Oh what a Steele
If you ask junior outfielder Katy Steele what she is most proud from her three years at Eastern, she will say her academic honors. But the fact that Steele currently leads her team in batting average, RBIs and slugging percentage has her coaches’ and team’s attention.
Steele’s latest success came last weekend in the Wolfe Sycamore Classic where she tied her career-high with four RBIs in the tournament’s first game against Indiana State and posted multiple RBIs in Sunday’s two wins against Western Illinois and St. Mary’s. The Wolfe Sycamore Classic was also the second time this season Steele has been named all tournament this year, her first was at the Holiday Inn Select Festival in Tulsa, Okla.
“Katy was always involved in sports,” said her father, Mike Steele. “From an early age, she was very physically strong, competitive and always worked very hard.”
Steele started playing softball at 6 years old.
“I’ve wanted to do this for a long, long time,” Steele said. “Sometimes little kids grow up and want to be a princess or something, but I just wanted to play softball or basketball in college.”
And that is what she has been doing since she was recruited from an exposure camp in high school.
She has been Eastern’s utility player, and started in a different spot on the field each year she has played.
“Each season I’m working on a new thing,” she said. “Sometimes at practices I’m working a different position, it’s difficult to feel like you’re settled in and home in one position.”
She admits that working on different positions each day is difficult but has its rewards.
Steele entered Eastern as a catcher but was moved early in her first year to right field. Despite the change in scenery, she started 50 of the 52 games that season and even earned OVC player of the week on April 12, 2004.
Steele’s sophomore year she was moved again, this time to second base.

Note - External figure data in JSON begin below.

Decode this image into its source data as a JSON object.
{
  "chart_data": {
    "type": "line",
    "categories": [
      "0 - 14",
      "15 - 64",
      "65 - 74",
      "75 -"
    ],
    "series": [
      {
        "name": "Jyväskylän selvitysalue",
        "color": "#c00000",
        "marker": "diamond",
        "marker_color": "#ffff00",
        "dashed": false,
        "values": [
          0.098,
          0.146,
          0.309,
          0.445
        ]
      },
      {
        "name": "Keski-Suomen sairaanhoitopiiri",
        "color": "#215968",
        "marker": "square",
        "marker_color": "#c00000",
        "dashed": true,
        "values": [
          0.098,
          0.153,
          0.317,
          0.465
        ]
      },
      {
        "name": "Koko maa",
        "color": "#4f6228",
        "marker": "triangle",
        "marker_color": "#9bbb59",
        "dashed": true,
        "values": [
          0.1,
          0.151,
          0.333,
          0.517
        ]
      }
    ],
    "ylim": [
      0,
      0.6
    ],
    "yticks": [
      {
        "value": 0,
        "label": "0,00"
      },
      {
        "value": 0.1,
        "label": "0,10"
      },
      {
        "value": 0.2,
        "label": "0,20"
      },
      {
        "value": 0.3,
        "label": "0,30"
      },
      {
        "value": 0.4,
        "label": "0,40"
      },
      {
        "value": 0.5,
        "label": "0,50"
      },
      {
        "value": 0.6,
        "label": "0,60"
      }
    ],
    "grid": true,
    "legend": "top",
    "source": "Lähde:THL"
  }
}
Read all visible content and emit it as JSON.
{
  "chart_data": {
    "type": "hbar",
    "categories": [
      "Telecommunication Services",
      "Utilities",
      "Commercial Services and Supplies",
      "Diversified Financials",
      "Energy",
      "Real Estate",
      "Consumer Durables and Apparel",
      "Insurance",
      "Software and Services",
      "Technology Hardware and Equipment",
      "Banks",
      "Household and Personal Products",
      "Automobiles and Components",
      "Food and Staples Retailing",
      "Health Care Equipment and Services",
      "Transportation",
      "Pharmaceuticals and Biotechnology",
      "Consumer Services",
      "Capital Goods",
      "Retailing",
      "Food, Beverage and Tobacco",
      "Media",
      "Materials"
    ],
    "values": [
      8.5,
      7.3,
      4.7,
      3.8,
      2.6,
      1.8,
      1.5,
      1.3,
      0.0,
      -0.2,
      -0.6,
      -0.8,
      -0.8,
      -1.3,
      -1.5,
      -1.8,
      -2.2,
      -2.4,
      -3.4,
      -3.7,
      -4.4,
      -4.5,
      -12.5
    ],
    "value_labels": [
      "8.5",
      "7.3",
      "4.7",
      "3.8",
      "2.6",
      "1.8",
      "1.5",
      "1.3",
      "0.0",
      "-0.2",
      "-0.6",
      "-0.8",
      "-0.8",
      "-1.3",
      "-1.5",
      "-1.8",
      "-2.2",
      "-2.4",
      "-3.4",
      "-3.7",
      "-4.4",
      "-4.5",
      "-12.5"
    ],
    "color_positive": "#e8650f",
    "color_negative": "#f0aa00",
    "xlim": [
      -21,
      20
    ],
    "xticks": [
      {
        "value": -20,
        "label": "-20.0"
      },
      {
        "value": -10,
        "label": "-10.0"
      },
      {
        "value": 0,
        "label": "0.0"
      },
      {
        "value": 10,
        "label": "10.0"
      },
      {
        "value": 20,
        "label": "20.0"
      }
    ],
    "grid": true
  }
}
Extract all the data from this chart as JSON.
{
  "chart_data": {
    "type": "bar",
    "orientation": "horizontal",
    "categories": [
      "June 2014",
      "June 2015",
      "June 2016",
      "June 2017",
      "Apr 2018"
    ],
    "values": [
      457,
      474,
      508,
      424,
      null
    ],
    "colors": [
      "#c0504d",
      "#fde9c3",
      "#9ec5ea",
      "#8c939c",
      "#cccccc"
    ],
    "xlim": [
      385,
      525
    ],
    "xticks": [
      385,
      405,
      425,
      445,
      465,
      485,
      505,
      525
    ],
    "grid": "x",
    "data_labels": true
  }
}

Once again, however, she stepped up for her team and started all 47 games that season.
This season she is listed at first base and outfield and is enjoying success.

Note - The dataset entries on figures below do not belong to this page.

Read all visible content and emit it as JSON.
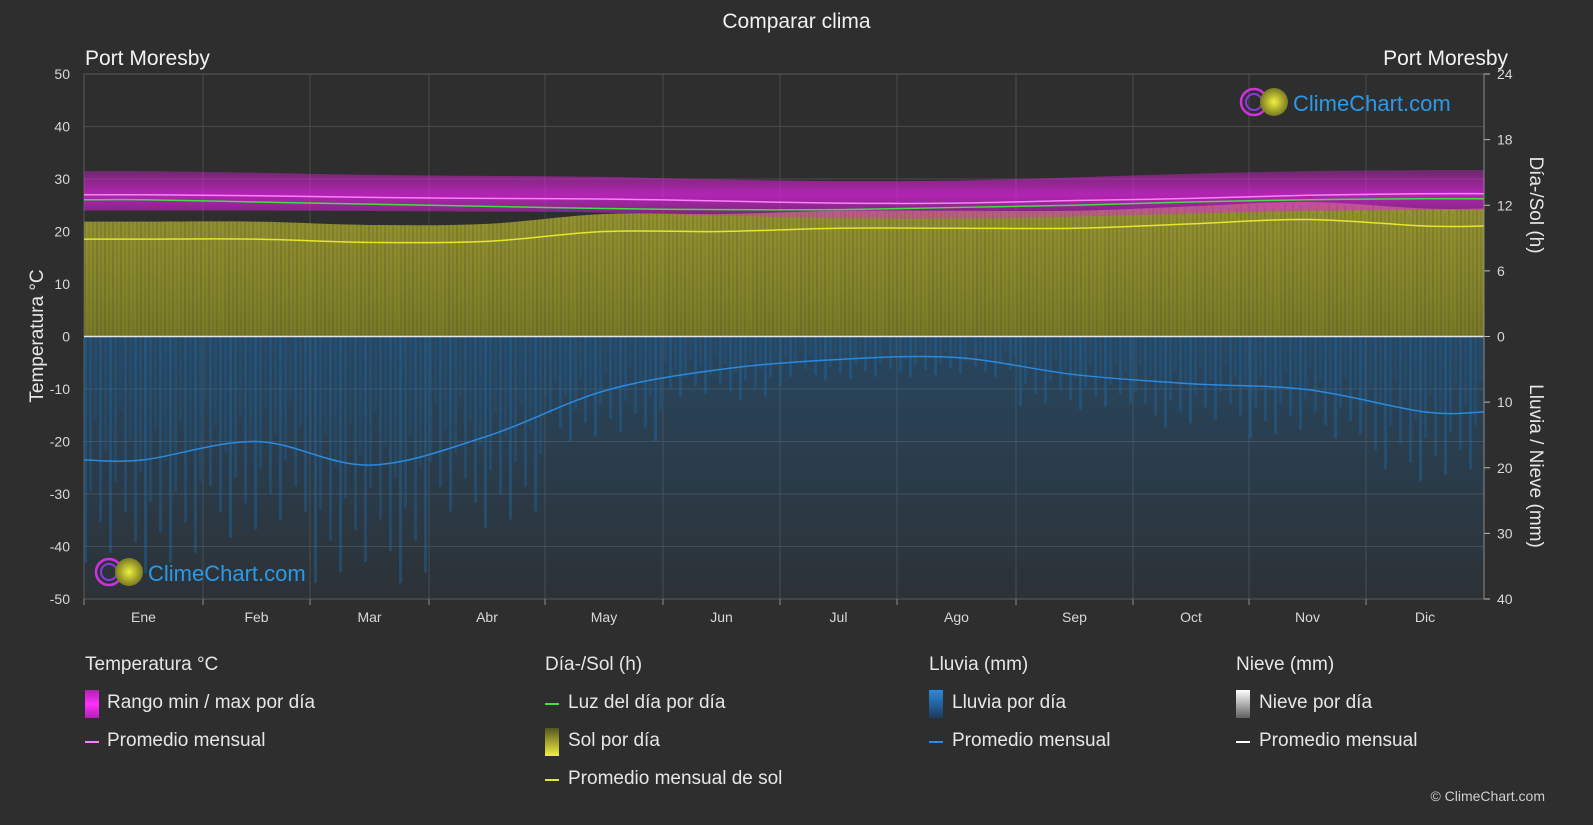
{
  "title": "Comparar clima",
  "city_left": "Port Moresby",
  "city_right": "Port Moresby",
  "watermark": "ClimeChart.com",
  "copyright": "© ClimeChart.com",
  "colors": {
    "temp_range": "#e020e0",
    "temp_avg": "#ff80ff",
    "daylight": "#44dd44",
    "sun_fill": "#8c8c2a",
    "sun_avg": "#e6e62a",
    "rain_fill": "#1e6aa8",
    "rain_avg": "#2a8ae0",
    "snow_avg": "#ffffff",
    "brand": "#2a9ae8"
  },
  "chart_data": {
    "type": "line",
    "months": [
      "Ene",
      "Feb",
      "Mar",
      "Abr",
      "May",
      "Jun",
      "Jul",
      "Ago",
      "Sep",
      "Oct",
      "Nov",
      "Dic"
    ],
    "y_left": {
      "label": "Temperatura °C",
      "range": [
        -50,
        50
      ],
      "ticks": [
        "50",
        "40",
        "30",
        "20",
        "10",
        "0",
        "-10",
        "-20",
        "-30",
        "-40",
        "-50"
      ]
    },
    "y_right_top": {
      "label": "Día-/Sol (h)",
      "range": [
        0,
        24
      ],
      "ticks": [
        "24",
        "18",
        "12",
        "6",
        "0"
      ]
    },
    "y_right_bottom": {
      "label": "Lluvia / Nieve (mm)",
      "range": [
        0,
        40
      ],
      "ticks": [
        "0",
        "10",
        "20",
        "30",
        "40"
      ]
    },
    "series": [
      {
        "name": "Promedio mensual",
        "group": "temperature",
        "unit": "°C",
        "values": [
          27.0,
          26.8,
          26.5,
          26.3,
          26.2,
          25.8,
          25.4,
          25.4,
          25.9,
          26.3,
          26.9,
          27.2
        ]
      },
      {
        "name": "Rango min / max por día",
        "group": "temperature",
        "unit": "°C",
        "min": [
          24.0,
          24.0,
          23.9,
          23.8,
          23.6,
          23.0,
          22.5,
          22.4,
          22.8,
          23.4,
          23.9,
          24.1
        ],
        "max": [
          31.5,
          31.2,
          30.8,
          30.6,
          30.4,
          29.9,
          29.6,
          29.7,
          30.3,
          31.0,
          31.5,
          31.7
        ]
      },
      {
        "name": "Luz del día por día",
        "group": "sun",
        "unit": "h",
        "values": [
          12.5,
          12.3,
          12.1,
          11.9,
          11.7,
          11.6,
          11.6,
          11.8,
          12.0,
          12.3,
          12.5,
          12.6
        ]
      },
      {
        "name": "Promedio mensual de sol",
        "group": "sun",
        "unit": "h",
        "values": [
          8.9,
          8.9,
          8.6,
          8.7,
          9.6,
          9.6,
          9.9,
          9.9,
          9.9,
          10.3,
          10.7,
          10.1
        ]
      },
      {
        "name": "Promedio mensual",
        "group": "rain",
        "unit": "mm",
        "values": [
          18.8,
          16.0,
          19.6,
          15.2,
          8.3,
          5.0,
          3.5,
          3.2,
          5.8,
          7.2,
          8.1,
          11.5
        ]
      }
    ]
  },
  "legend": {
    "temperature": {
      "title": "Temperatura °C",
      "items": [
        "Rango min / max por día",
        "Promedio mensual"
      ]
    },
    "sun": {
      "title": "Día-/Sol (h)",
      "items": [
        "Luz del día por día",
        "Sol por día",
        "Promedio mensual de sol"
      ]
    },
    "rain": {
      "title": "Lluvia (mm)",
      "items": [
        "Lluvia por día",
        "Promedio mensual"
      ]
    },
    "snow": {
      "title": "Nieve (mm)",
      "items": [
        "Nieve por día",
        "Promedio mensual"
      ]
    }
  }
}
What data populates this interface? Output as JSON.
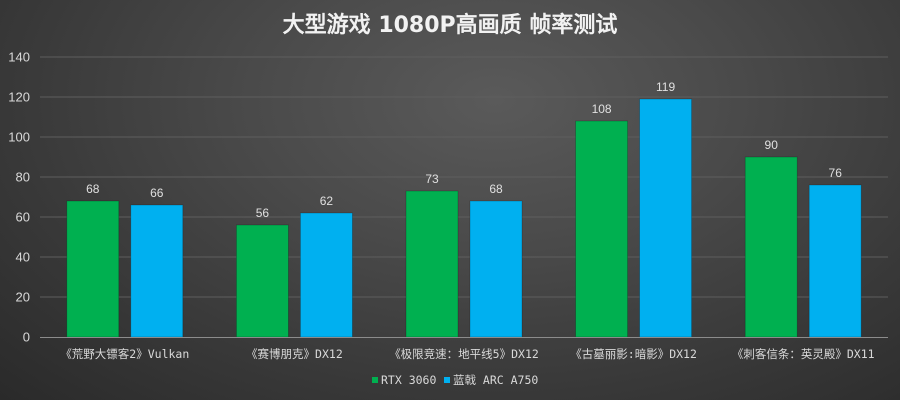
{
  "chart_data": {
    "type": "bar",
    "title": "大型游戏 1080P高画质 帧率测试",
    "xlabel": "",
    "ylabel": "",
    "ylim": [
      0,
      140
    ],
    "yticks": [
      0,
      20,
      40,
      60,
      80,
      100,
      120,
      140
    ],
    "grid": true,
    "legend_position": "bottom",
    "categories": [
      "《荒野大镖客2》Vulkan",
      "《赛博朋克》DX12",
      "《极限竞速：地平线5》DX12",
      "《古墓丽影:暗影》DX12",
      "《刺客信条：英灵殿》DX11"
    ],
    "series": [
      {
        "name": "RTX 3060",
        "color": "#00b050",
        "values": [
          68,
          56,
          73,
          108,
          90
        ]
      },
      {
        "name": "蓝戟 ARC A750",
        "color": "#00b0f0",
        "values": [
          66,
          62,
          68,
          119,
          76
        ]
      }
    ]
  }
}
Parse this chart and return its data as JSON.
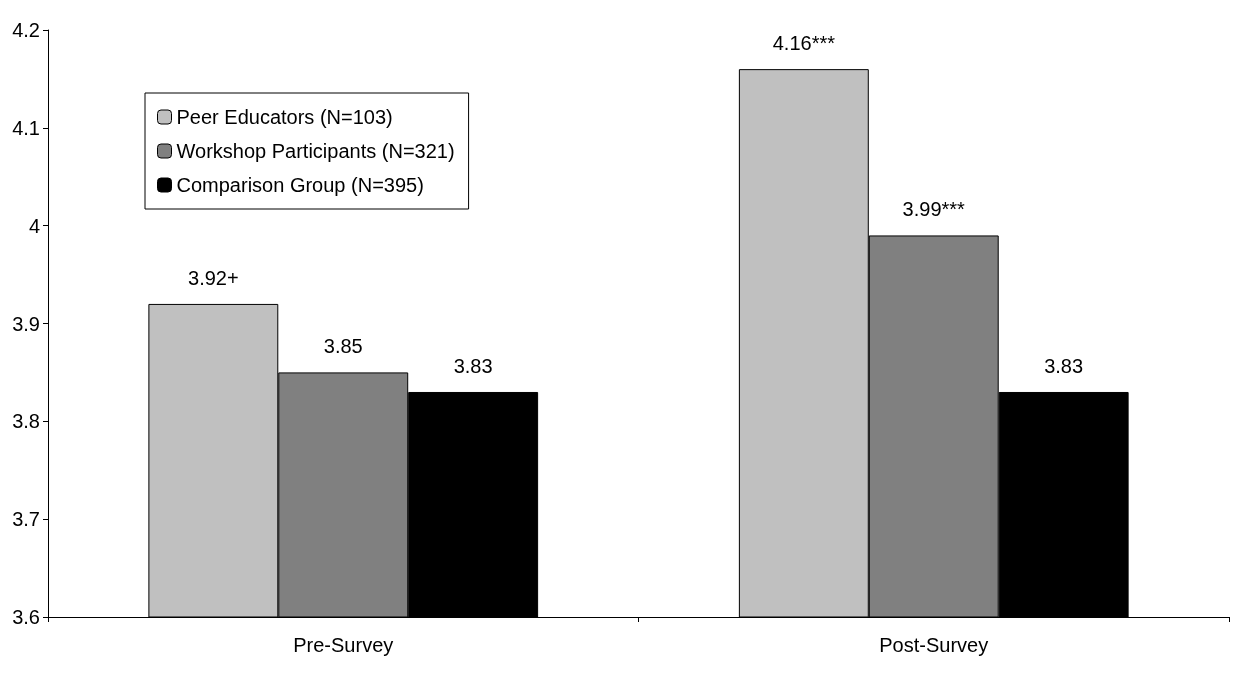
{
  "chart_data": {
    "type": "bar",
    "categories": [
      "Pre-Survey",
      "Post-Survey"
    ],
    "series": [
      {
        "name": "Peer Educators (N=103)",
        "color": "#c0c0c0",
        "values": [
          3.92,
          4.16
        ],
        "value_labels": [
          "3.92+",
          "4.16***"
        ]
      },
      {
        "name": "Workshop Participants (N=321)",
        "color": "#808080",
        "values": [
          3.85,
          3.99
        ],
        "value_labels": [
          "3.85",
          "3.99***"
        ]
      },
      {
        "name": "Comparison Group (N=395)",
        "color": "#000000",
        "values": [
          3.83,
          3.83
        ],
        "value_labels": [
          "3.83",
          "3.83"
        ]
      }
    ],
    "ylim": [
      3.6,
      4.2
    ],
    "yticks": [
      3.6,
      3.7,
      3.8,
      3.9,
      4,
      4.1,
      4.2
    ],
    "grid": false,
    "legend": "top left"
  }
}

Steele says it is very different from other positions she’s played.
“I’m very happy in outfield,” she said. “It’s fun to make good plays in the outfield.”
Head coach Kim Schuette said, “It takes a special player and person to be able to play what ever position the team needs for that specific year only to change, yet again, the next year.”
Steele can never predict when it is going to be a good game.
“I think it just kind of happens in warm ups and stuff, you can tell when you’re swinging well, it’s such a mental game,” she said. “Every warm up I feel like it’s going to be a good day because it’s a mental game and I’m trying to win.”
She hopes to instill that attitude in her teammates as well, to show them by example that “if you work hard, good things will happen.”
She says the team is very close and the players are “all equals fighting for the same positions,” except when it comes to carrying equipment, she added with a laugh.
“Katy is a quiet leader who leads by example,” Schuette said. “She is someone the coaches and players can count on to do the right thing on and off the field. She is a fun person to be around in her own light, smiling care-free yet compassionate way.”
Steele’s goal for the season is to see her team reach the OVC tournament, something that the team has not been able to do since she joined.